İnsan Kaynakları dünyası mutluluğu keşfetti sağ olsun. Her şey çalışanları mutlu etmek için değil mi ?

Patron gelir (bir şekilde her yönetici bir tür patrondur ona bağlı çalışanlar için) “yeaa bir piknik yapsana, neşemizi bulalım” der. İK napsın, o pikniği yapar. Bazen pikniği isteyen patron veya yönetici gelmeye tenezzül etmese bile.

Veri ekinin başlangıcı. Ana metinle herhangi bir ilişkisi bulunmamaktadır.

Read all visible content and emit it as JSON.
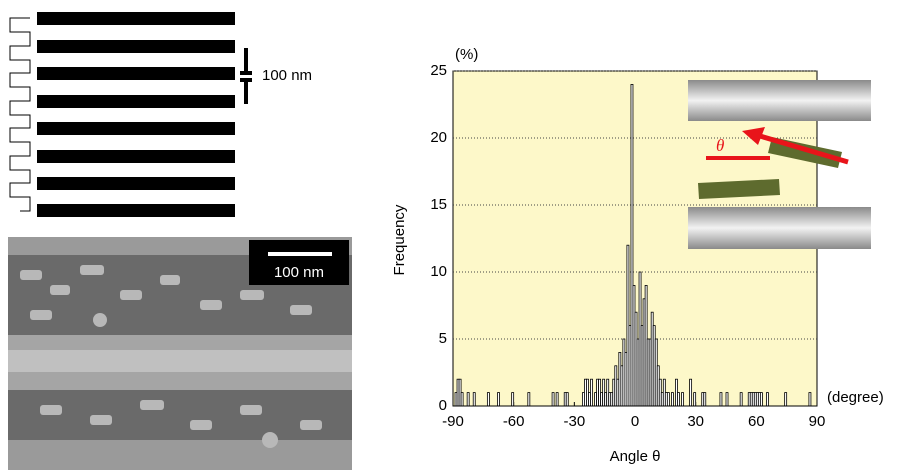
{
  "chart_data": {
    "type": "histogram",
    "ylabel": "Frequency",
    "yunit": "(%)",
    "xlabel": "Angle θ",
    "xunit": "(degree)",
    "bins": [
      -90,
      -89,
      -88,
      -87,
      -86,
      -85,
      -84,
      -83,
      -82,
      -81,
      -80,
      -79,
      -78,
      -77,
      -76,
      -75,
      -74,
      -73,
      -72,
      -71,
      -70,
      -69,
      -68,
      -67,
      -66,
      -65,
      -64,
      -63,
      -62,
      -61,
      -60,
      -59,
      -58,
      -57,
      -56,
      -55,
      -54,
      -53,
      -52,
      -51,
      -50,
      -49,
      -48,
      -47,
      -46,
      -45,
      -44,
      -43,
      -42,
      -41,
      -40,
      -39,
      -38,
      -37,
      -36,
      -35,
      -34,
      -33,
      -32,
      -31,
      -30,
      -29,
      -28,
      -27,
      -26,
      -25,
      -24,
      -23,
      -22,
      -21,
      -20,
      -19,
      -18,
      -17,
      -16,
      -15,
      -14,
      -13,
      -12,
      -11,
      -10,
      -9,
      -8,
      -7,
      -6,
      -5,
      -4,
      -3,
      -2,
      -1,
      0,
      1,
      2,
      3,
      4,
      5,
      6,
      7,
      8,
      9,
      10,
      11,
      12,
      13,
      14,
      15,
      16,
      17,
      18,
      19,
      20,
      21,
      22,
      23,
      24,
      25,
      26,
      27,
      28,
      29,
      30,
      31,
      32,
      33,
      34,
      35,
      36,
      37,
      38,
      39,
      40,
      41,
      42,
      43,
      44,
      45,
      46,
      47,
      48,
      49,
      50,
      51,
      52,
      53,
      54,
      55,
      56,
      57,
      58,
      59,
      60,
      61,
      62,
      63,
      64,
      65,
      66,
      67,
      68,
      69,
      70,
      71,
      72,
      73,
      74,
      75,
      76,
      77,
      78,
      79,
      80,
      81,
      82,
      83,
      84,
      85,
      86,
      87,
      88,
      89,
      90
    ],
    "values": [
      0,
      1,
      2,
      2,
      1,
      0,
      0,
      1,
      0,
      0,
      1,
      0,
      0,
      0,
      0,
      0,
      0,
      1,
      0,
      0,
      0,
      0,
      1,
      0,
      0,
      0,
      0,
      0,
      0,
      1,
      0,
      0,
      0,
      0,
      0,
      0,
      0,
      1,
      0,
      0,
      0,
      0,
      0,
      0,
      0,
      0,
      0,
      0,
      0,
      1,
      0,
      1,
      0,
      0,
      0,
      1,
      1,
      0,
      0,
      0,
      0,
      0,
      0,
      0,
      1,
      2,
      2,
      1,
      2,
      0,
      1,
      2,
      2,
      1,
      2,
      1,
      2,
      1,
      1,
      2,
      3,
      2,
      4,
      3,
      5,
      4,
      12,
      6,
      24,
      9,
      7,
      5,
      10,
      6,
      8,
      9,
      5,
      5,
      7,
      6,
      5,
      3,
      2,
      1,
      2,
      1,
      1,
      0,
      1,
      0,
      2,
      1,
      0,
      1,
      0,
      0,
      0,
      2,
      0,
      1,
      0,
      0,
      0,
      1,
      1,
      0,
      0,
      0,
      0,
      0,
      0,
      0,
      1,
      0,
      0,
      1,
      0,
      0,
      0,
      0,
      0,
      0,
      1,
      0,
      0,
      0,
      1,
      1,
      1,
      1,
      1,
      1,
      1,
      0,
      0,
      1,
      0,
      0,
      0,
      0,
      0,
      0,
      0,
      0,
      1,
      0,
      0,
      0,
      0,
      0,
      0,
      0,
      0,
      0,
      0,
      0,
      1,
      0,
      0,
      0
    ],
    "color": "#000000",
    "background": "#fdf8c9",
    "xlim": [
      -90,
      90
    ],
    "xticks": [
      -90,
      -60,
      -30,
      0,
      30,
      60,
      90
    ],
    "ylim": [
      0,
      25
    ],
    "yticks": [
      0,
      5,
      10,
      15,
      20,
      25
    ],
    "grid": true
  },
  "figure": {
    "schematic_scale": "100 nm",
    "sem_scale": "100 nm",
    "inset_angle": "θ"
  }
}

Yanlış anlaşılmasın, mutluluk gerçekten çok önemli. Bu konuda yapılmış binlerce bilimsel çalışma, öğreti veya anket var. Tamamen katılıyorum.

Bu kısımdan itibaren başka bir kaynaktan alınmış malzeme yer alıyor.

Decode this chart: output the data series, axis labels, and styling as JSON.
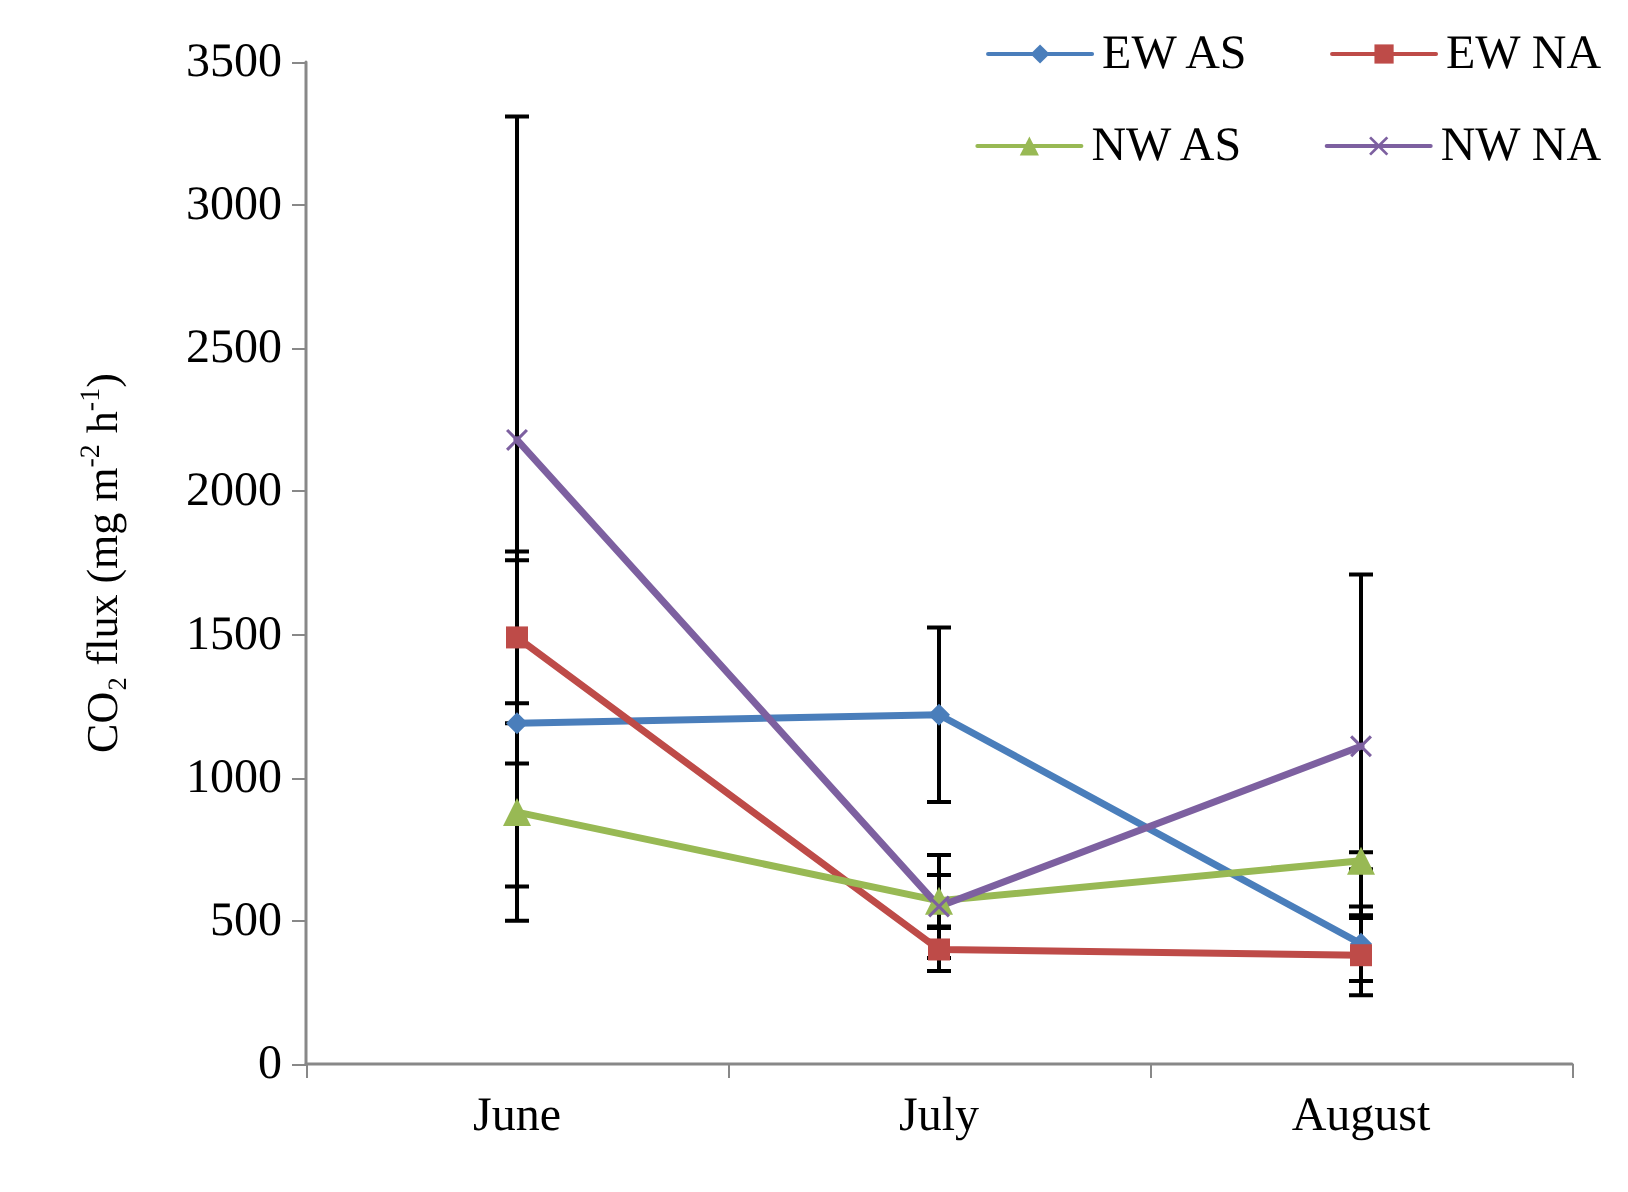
{
  "chart_data": {
    "type": "line",
    "ylabel": "CO₂ flux (mg m$^{-2}$ h$^{-1}$)",
    "categories": [
      "June",
      "July",
      "August"
    ],
    "series": [
      {
        "name": "EW AS",
        "color": "#4a7ebb",
        "marker": "diamond",
        "values": [
          1190,
          1220,
          420
        ],
        "errors": [
          570,
          305,
          130
        ]
      },
      {
        "name": "EW NA",
        "color": "#be4b48",
        "marker": "square",
        "values": [
          1490,
          400,
          380
        ],
        "errors": [
          300,
          75,
          140
        ]
      },
      {
        "name": "NW AS",
        "color": "#98b954",
        "marker": "triangle",
        "values": [
          880,
          570,
          710
        ],
        "errors": [
          380,
          90,
          30
        ]
      },
      {
        "name": "NW NA",
        "color": "#7d60a0",
        "marker": "cross",
        "values": [
          2180,
          550,
          1110
        ],
        "errors": [
          1130,
          180,
          600
        ]
      }
    ],
    "ylim": [
      0,
      3500
    ],
    "yticks": [
      0,
      500,
      1000,
      1500,
      2000,
      2500,
      3000,
      3500
    ],
    "grid": false,
    "legend": "top right"
  }
}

Peki çalışanlarımızı mutlu etmek istiyorsak çalışanlarımızı, esas onları mutsuz eden nedenlere odaklanmamız gerekmiyor mu ?

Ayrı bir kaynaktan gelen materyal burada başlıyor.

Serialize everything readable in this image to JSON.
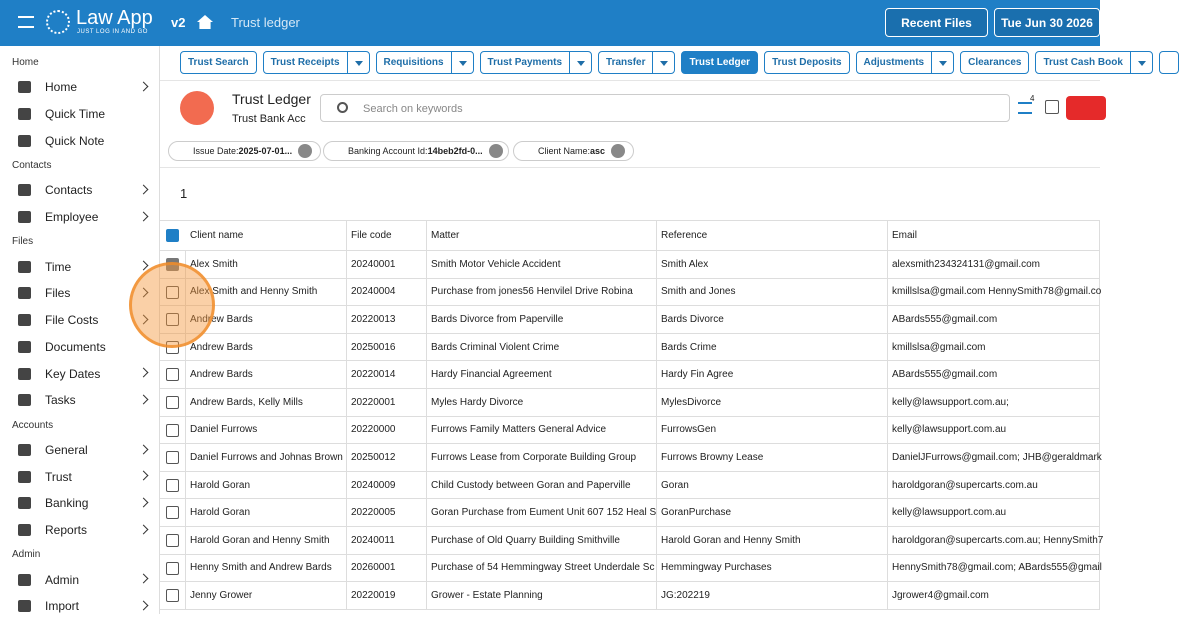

Mobbing varken, adaletsizlik varken, güven yokken yapılan tüm “fensi” şeyler bence anlamsız.

Adil bir performans sistemi varsa, çalışanlar hedeflerinin belirlenmesinde söz sahibi ise, o performansa o sonuçlara ulaşmada yeterli destek veriliyorsa ve mümkün olduğu kadar objektif yapılıyorsa, gerçekten terfi etmesi gerekenler terfi ediyorsa zaten iş anlamında mutsuz olan pek olmaz. Herkesi mutlu etmek hiçbir zaman mümkün değildir ayrıca.

Gerçekten “temel” insani değerlere sahip bir İK ve yönetim sistemine sahipseniz, güle güle yapın mutluluk çalışmalarını.